Nos últimos cinco anos, o número de mortes por câncer de pulmão na Paraíba cresceu 42,62% saltando de 183, em 2006 para 261 no ano passado. Estes dados foram informados pelo Núcleo de Doenças e Agravos Não Contagiosos da Secretaria Estadual de Saúde. No Brasil, esta doença atinge cerca de 14 em cada 100 mil habitantes e o índice de letalidade é de quase 100%.

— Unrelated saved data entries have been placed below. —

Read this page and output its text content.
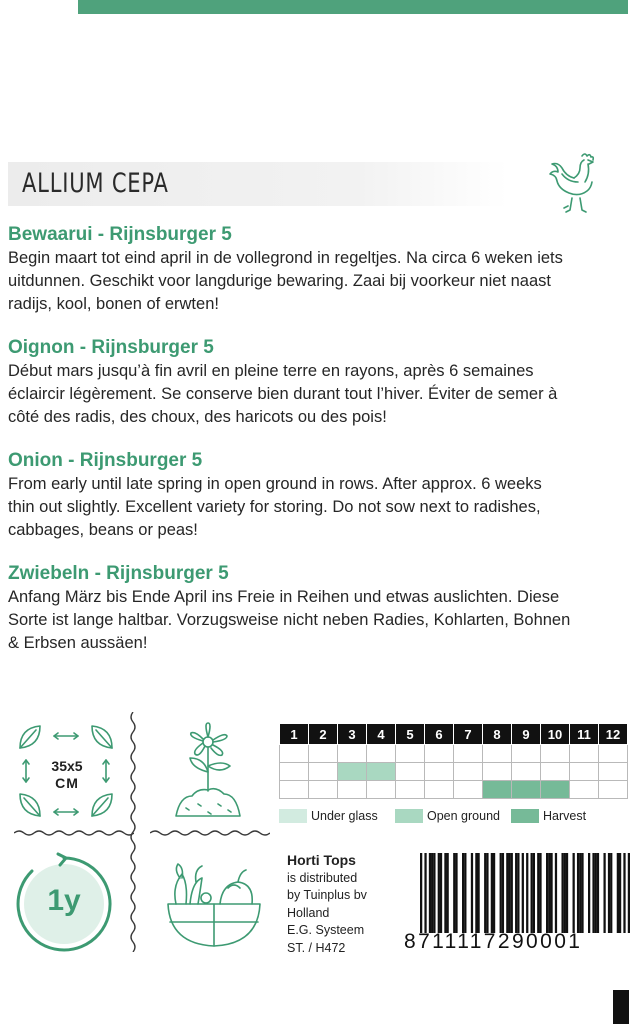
ALLIUM CEPA
Bewaarui - Rijnsburger 5
Begin maart tot eind april in de vollegrond in regeltjes. Na circa 6 weken iets
uitdunnen. Geschikt voor langdurige bewaring. Zaai bij voorkeur niet naast
radijs, kool, bonen of erwten!
Oignon - Rijnsburger 5
Début mars jusqu’à fin avril en pleine terre en rayons, après 6 semaines
éclaircir légèrement. Se conserve bien durant tout l’hiver. Éviter de semer à
côté des radis, des choux, des haricots ou des pois!
Onion - Rijnsburger 5
From early until late spring in open ground in rows. After approx. 6 weeks
thin out slightly. Excellent variety for storing. Do not sow next to radishes,
cabbages, beans or peas!
Zwiebeln - Rijnsburger 5
Anfang März bis Ende April ins Freie in Reihen und etwas auslichten. Diese
Sorte ist lange haltbar. Vorzugsweise nicht neben Radies, Kohlarten, Bohnen
& Erbsen aussäen!
35x5
CM
1y
1	2	3	4	5	6	7	8	9	10	11	12

Under glass	Open ground	Harvest
Horti Tops
is distributed
by Tuinplus bv
Holland
E.G. Systeem
ST. / H472	8711117290001
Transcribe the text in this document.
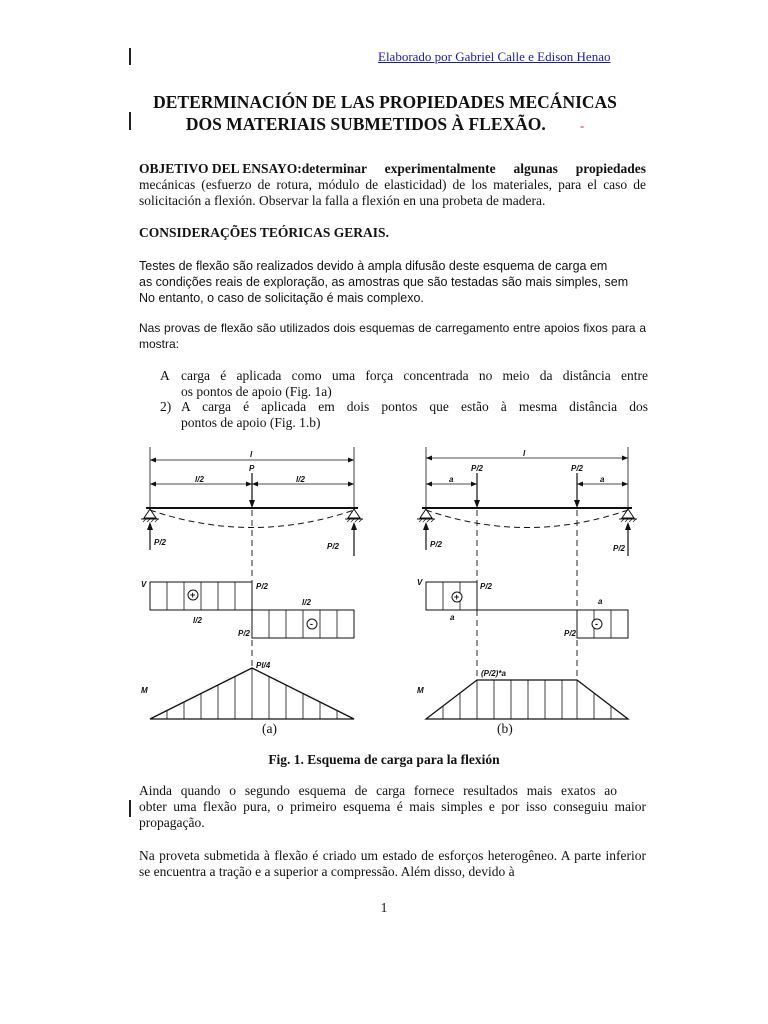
Elaborado por Gabriel Calle e Edison Henao
DETERMINACIÓN DE LAS PROPIEDADES MECÁNICAS
DOS MATERIAIS SUBMETIDOS À FLEXÃO.	-
OBJETIVO DEL ENSAYO: determinar experimentalmente algunas propiedades
mecánicas (esfuerzo de rotura, módulo de elasticidad) de los materiales, para el caso de solicitación a flexión. Observar la falla a flexión en una probeta de madera.
CONSIDERAÇÕES TEÓRICAS GERAIS.
Testes de flexão são realizados devido à ampla difusão deste esquema de carga em
as condições reais de exploração, as amostras que são testadas são mais simples, sem
No entanto, o caso de solicitação é mais complexo.
Nas provas de flexão são utilizados dois esquemas de carregamento entre apoios fixos para a mostra:
A carga é aplicada como uma força concentrada no meio da distância entre
os pontos de apoio (Fig. 1a)
2) A carga é aplicada em dois pontos que estão à mesma distância dos
pontos de apoio (Fig. 1.b)
l
l/2	l/2
P
P/2	P/2
V
+
P/2
l/2	-
l/2
P/2
M
Pl/4
l
a	a
P/2	P/2
P/2	P/2
V
+
P/2
a
-
a
P/2
M
(P/2)*a
(a)	(b)
Fig. 1. Esquema de carga para la flexión
Ainda quando o segundo esquema de carga fornece resultados mais exatos ao
obter uma flexão pura, o primeiro esquema é mais simples e por isso conseguiu maior propagação.
Na proveta submetida à flexão é criado um estado de esforços heterogêneo. A parte inferior se encuentra a tração e a superior a compressão. Além disso, devido à
1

O médico pneumologista Sebastião Costa, especialista em doenças ligadas ao tabagismo, associa o alto índice de letalidade à dificuldade de se diagnosticar cedo o câncer de pulmão. “É uma doença silenciosa, que avança sem que o doente note que ela está ali”, explica o médico. O paciente só nota que está com câncer de pulmão quando se espalhou para outros órgãos. “O pulmão tem muitas veias e está ligado a todo o corpo, o que facilita a metástase”, contou. Segundo Costa, os órgãos mais afetados por este processo são o cérebro e o fígado.
Para o médico, a maior dificuldade, após o diagnóstico, é a convivência com a morte quase certa. “Infelizmente o objetivo do tratamento médico para o paciente passa a ser a melhoria da qualidade de vida do paciente no período em que ele vai passar com a doença. Temos todo um trabalho psicológico com a família e o doente buscando diminuir ao máximo o sofrimento”, explica.

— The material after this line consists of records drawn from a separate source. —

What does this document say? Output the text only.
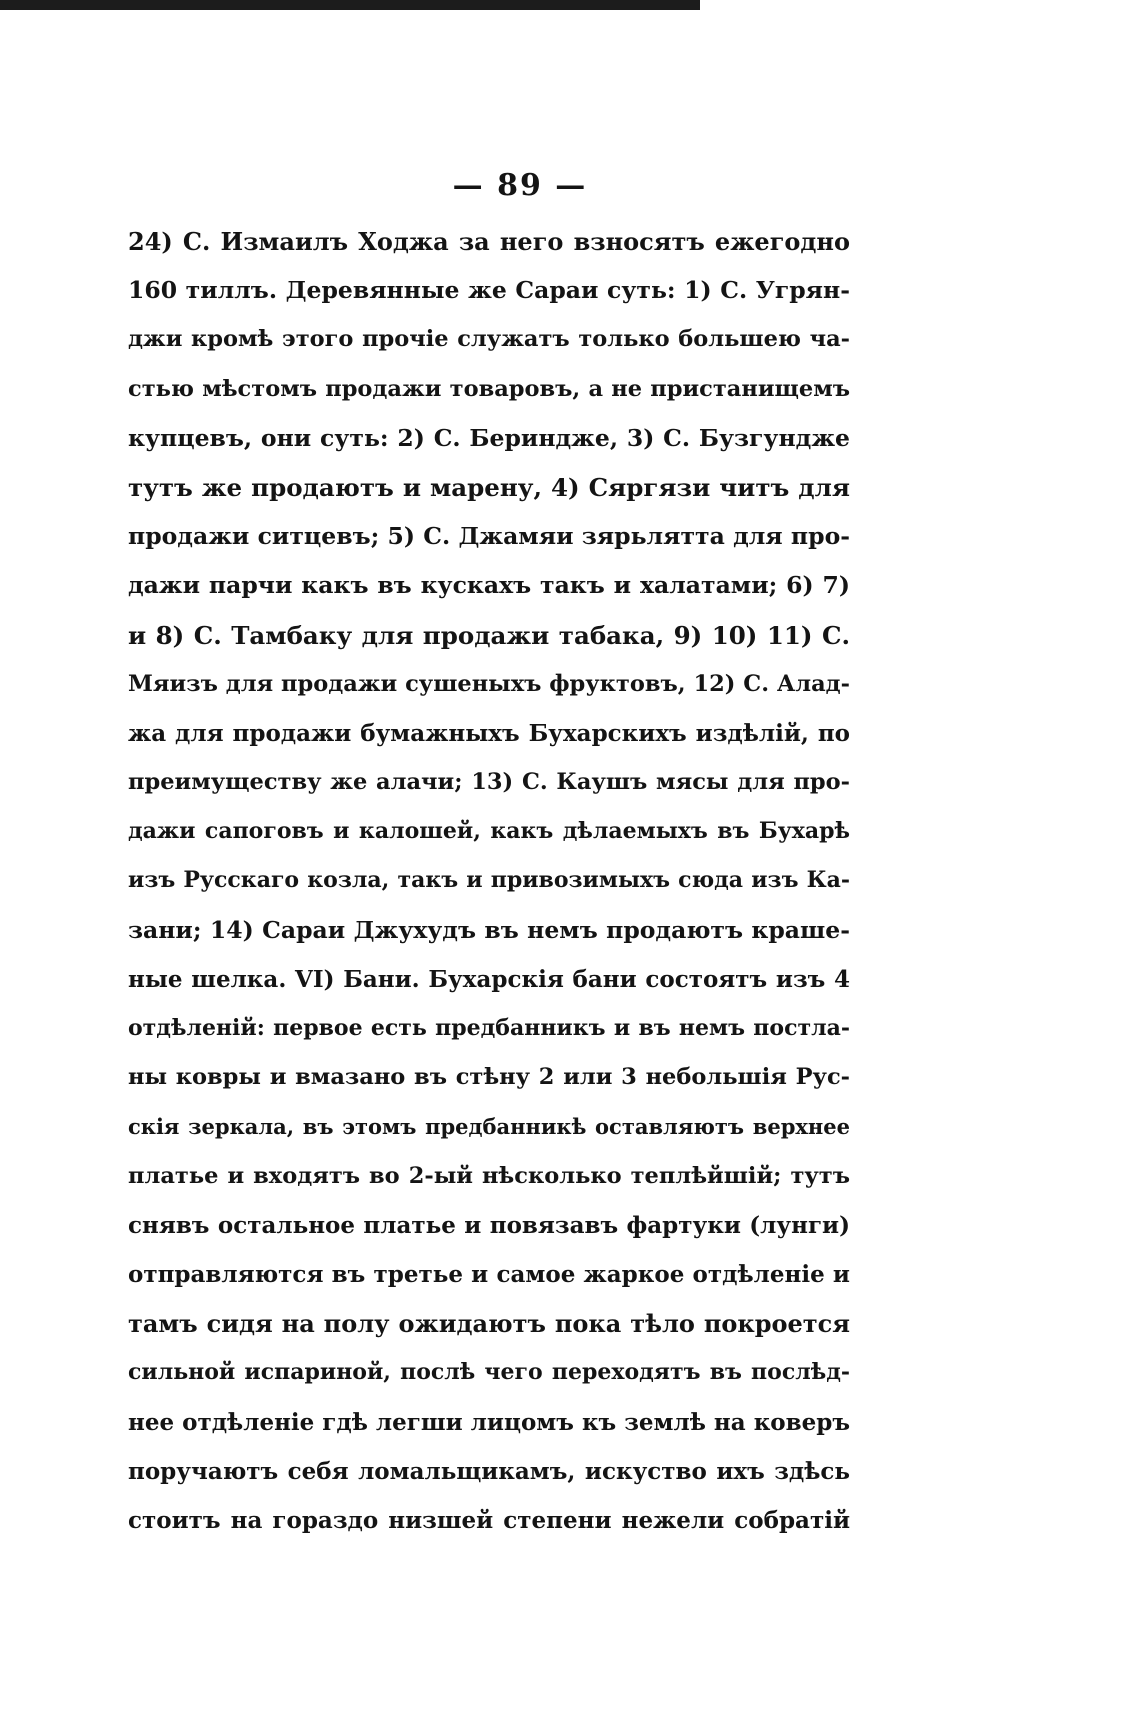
— 89 —
24) С. Измаилъ Ходжа за него взносятъ ежегодно
160 тиллъ. Деревянные же Сараи суть: 1) С. Угрян-
джи кромѣ этого прочіе служатъ только большею ча-
стью мѣстомъ продажи товаровъ, а не пристанищемъ
купцевъ, они суть: 2) С. Бериндже, 3) С. Бузгундже
тутъ же продаютъ и марену, 4) Сяргязи читъ для
продажи ситцевъ; 5) С. Джамяи зярьлятта для про-
дажи парчи какъ въ кускахъ такъ и халатами; 6) 7)
и 8) С. Тамбаку для продажи табака, 9) 10) 11) С.
Мяизъ для продажи сушеныхъ фруктовъ, 12) С. Алад-
жа для продажи бумажныхъ Бухарскихъ издѣлій, по
преимуществу же алачи; 13) С. Каушъ мясы для про-
дажи сапоговъ и калошей, какъ дѣлаемыхъ въ Бухарѣ
изъ Русскаго козла, такъ и привозимыхъ сюда изъ Ка-
зани; 14) Сараи Джухудъ въ немъ продаютъ краше-
ные шелка. VI) Бани. Бухарскія бани состоятъ изъ 4
отдѣленій: первое есть предбанникъ и въ немъ постла-
ны ковры и вмазано въ стѣну 2 или 3 небольшія Рус-
скія зеркала, въ этомъ предбанникѣ оставляютъ верхнее
платье и входятъ во 2-ый нѣсколько теплѣйшій; тутъ
снявъ остальное платье и повязавъ фартуки (лунги)
отправляются въ третье и самое жаркое отдѣленіе и
тамъ сидя на полу ожидаютъ пока тѣло покроется
сильной испариной, послѣ чего переходятъ въ послѣд-
нее отдѣленіе гдѣ легши лицомъ къ землѣ на коверъ
поручаютъ себя ломальщикамъ, искуство ихъ здѣсь
стоитъ на гораздо низшей степени нежели собратій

Costa lembra que o alto número de casos é proporcional ao número de fumantes. Ele explica que nove em cada dez pessoas que contraem câncer no pulmão são adeptos do tabagismo. Segundo pesquisa do IBGE, a Paraíba é o terceiro Estado onde mais se fuma no Brasil, com uma em cada cinco pessoas com mais de 15 anos fumando. “É o Estado com maior índice de fumantes na região Nordeste, com 20,2% da população tendo este hábito”, informou o médico, que explicou que a Paraíba está muito acima da média nacional que é de 17,2% de fumantes na população.
De acordo com o Instituto Nacional do Câncer (Inca), o número de novos casos da doença esperados no ano passado era de 220 para a Paraíba. “Isso acontece porque não sentimos uma diminuição no número de fumantes no Estado. Apesar de todas as campanhas, os números continuam crescendo, explicou.
Apesar do alto número de fumantes, proporcionalmente à quantidade de óbitos por câncer de pulmão na Paraíba em 2011 foi abaixo da média mensal do ano passado. Enquanto em 2010 a média ficou acima das 20 mortes por mês, neste ano, até 17 de fevereiro, foram registradas apenas 15 mortes.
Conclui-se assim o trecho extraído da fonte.